Als kind rende ik rond met een plastic geweertje en zo'n rare platte, veel te grote Britse legerhelm op mijn hoofd. Met mijn vriendjes speelde ik met dodelijke ernst een oorlog na die mijn ouders nog hadden meegemaakt, maar die ik – helaas, helaas – door mijn veel te late geboorte had moeten missen. Ik verslond alles wat ik in de bibliotheek kon vinden over die geweldig spannende en opwindende tijd, bouwde schaalmodellen van spitfires en messerschmidts en besprak met mijn broer zulke gewichtige zaken als de invloed van de Russische T-34 op het ontwerp van de Duitse Panthertank. Zelfs de toch uiterst vervelende militaire dienstplicht kon mij niet genezen van mijn oorlogsobsessie. Nog altijd gaat mijn hart sneller kloppen bij de aanblik van zo'n prachtige stoet oude legervoeruigen op 5 mei, en als er voor de zoveelste keer een documentaire op de televisie voorbijkomt over de Slag om Stalingrad, wil ik die van begin tot einde zien.
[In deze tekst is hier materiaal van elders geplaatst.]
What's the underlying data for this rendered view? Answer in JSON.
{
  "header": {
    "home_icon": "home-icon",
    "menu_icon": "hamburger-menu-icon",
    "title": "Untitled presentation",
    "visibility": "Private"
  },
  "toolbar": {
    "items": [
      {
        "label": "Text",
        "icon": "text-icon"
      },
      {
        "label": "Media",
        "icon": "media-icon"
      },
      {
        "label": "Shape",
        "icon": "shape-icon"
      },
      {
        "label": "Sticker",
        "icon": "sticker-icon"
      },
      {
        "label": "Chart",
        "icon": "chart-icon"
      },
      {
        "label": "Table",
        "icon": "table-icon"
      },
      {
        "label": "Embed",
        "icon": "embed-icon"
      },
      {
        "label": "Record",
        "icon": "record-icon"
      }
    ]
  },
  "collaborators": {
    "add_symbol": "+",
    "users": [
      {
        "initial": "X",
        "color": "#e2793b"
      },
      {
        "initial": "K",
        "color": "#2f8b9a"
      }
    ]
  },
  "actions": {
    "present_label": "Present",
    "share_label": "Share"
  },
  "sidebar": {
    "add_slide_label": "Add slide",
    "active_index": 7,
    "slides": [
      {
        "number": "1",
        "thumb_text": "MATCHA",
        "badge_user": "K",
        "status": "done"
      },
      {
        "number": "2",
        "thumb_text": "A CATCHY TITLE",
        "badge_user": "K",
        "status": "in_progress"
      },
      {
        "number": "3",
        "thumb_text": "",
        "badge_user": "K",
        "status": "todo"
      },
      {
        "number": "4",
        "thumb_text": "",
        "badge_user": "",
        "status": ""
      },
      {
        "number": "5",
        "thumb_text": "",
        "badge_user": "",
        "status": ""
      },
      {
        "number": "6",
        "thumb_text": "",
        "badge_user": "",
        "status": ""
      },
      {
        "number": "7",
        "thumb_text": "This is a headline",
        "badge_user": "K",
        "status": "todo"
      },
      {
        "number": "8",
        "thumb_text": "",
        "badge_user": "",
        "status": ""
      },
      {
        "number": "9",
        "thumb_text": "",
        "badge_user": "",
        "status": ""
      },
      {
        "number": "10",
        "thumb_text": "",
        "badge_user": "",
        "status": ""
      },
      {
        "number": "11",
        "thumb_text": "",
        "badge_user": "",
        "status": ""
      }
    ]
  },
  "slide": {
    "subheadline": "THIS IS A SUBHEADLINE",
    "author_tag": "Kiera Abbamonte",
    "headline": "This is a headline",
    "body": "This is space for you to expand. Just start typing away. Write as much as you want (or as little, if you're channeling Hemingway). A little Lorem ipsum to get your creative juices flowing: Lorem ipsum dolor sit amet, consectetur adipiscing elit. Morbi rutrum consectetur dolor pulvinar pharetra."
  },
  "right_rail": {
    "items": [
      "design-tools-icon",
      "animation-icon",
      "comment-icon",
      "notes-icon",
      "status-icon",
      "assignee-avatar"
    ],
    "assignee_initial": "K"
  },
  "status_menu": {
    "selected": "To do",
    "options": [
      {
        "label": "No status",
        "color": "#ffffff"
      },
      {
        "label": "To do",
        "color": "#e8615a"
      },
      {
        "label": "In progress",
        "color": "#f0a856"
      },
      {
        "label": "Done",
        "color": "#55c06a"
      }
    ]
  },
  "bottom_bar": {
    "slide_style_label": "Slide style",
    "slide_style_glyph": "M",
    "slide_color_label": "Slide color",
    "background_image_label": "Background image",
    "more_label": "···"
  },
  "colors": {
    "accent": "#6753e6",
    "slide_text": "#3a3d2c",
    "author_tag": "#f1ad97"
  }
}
Een andere, nogal storende gewoonte is dat ik mij bij elke plaats die ik bezoek afvraag: wat is hier in de oorlog gebeurd? Een tijdrovende zoektocht op het internet en in naslagwerken is het gevolg. Ik moet zelfs bekennen dat ik een vakantie niet helemaal geslaagd vind zonder de bezichtiging van tenminste één voormalig slagveld, museum, oorlogskerkhof of desnoods een halfverroeste tank op een Frans dorpspleintje. Toch vormt dat oorlogstoerisme nooit een onverdeeld genoegen, doortrokken als het is van een gevoel van diepe ambivalentie Dwalend door met prikkeldraad omzoomde forten en slenterend over de dodenakkers, word ik regelmatig overvallen door de vraag wat ik daar nu eigenlijk te zoeken heb. Waarom besteed ik mijn tijd niet uitsluitend aan vrolijke vakantiegenoegens, waarom dompel ik mij steeds weer onder in die ellendige oorlog? Ik blijf het antwoord schuldig.

Na zo'n dag van slagveldbezoek zit ik dan 's avonds wat te somberen achter een glas bier in het plaatselijk café. De grimmige indrukken waar ik mijn dag mee heb gevuld, beginnen een funeste uitwerking op mijn gemoed te krijgen, en vervuld van een diepe melancholie ga ik te bedde. 's Nachts droom ik hoe ik over het niemandsland ren en in een storm van granaatvuur verdwijn.
Dan neem ik mij voor nooit meer op oorlogspelgrimage te gaan. Maar een onweerstaanbare kracht trekt mij steeds weer naar die plekken waar de aarde doordrenkt is van bloed en het lawaai van het oorlogsbedrijf nog nagalmt: Arnhem, Bastogne, Normandië, Berlijn. Het blijft altijd oorlog.

Handgeschreven wijsheden

Ik bewaar al jaren een groen schriftje met mijn ex-librisstempel op de voorkant. Er heb er in geen dertig jaar in gekeken, maar laatst nam i...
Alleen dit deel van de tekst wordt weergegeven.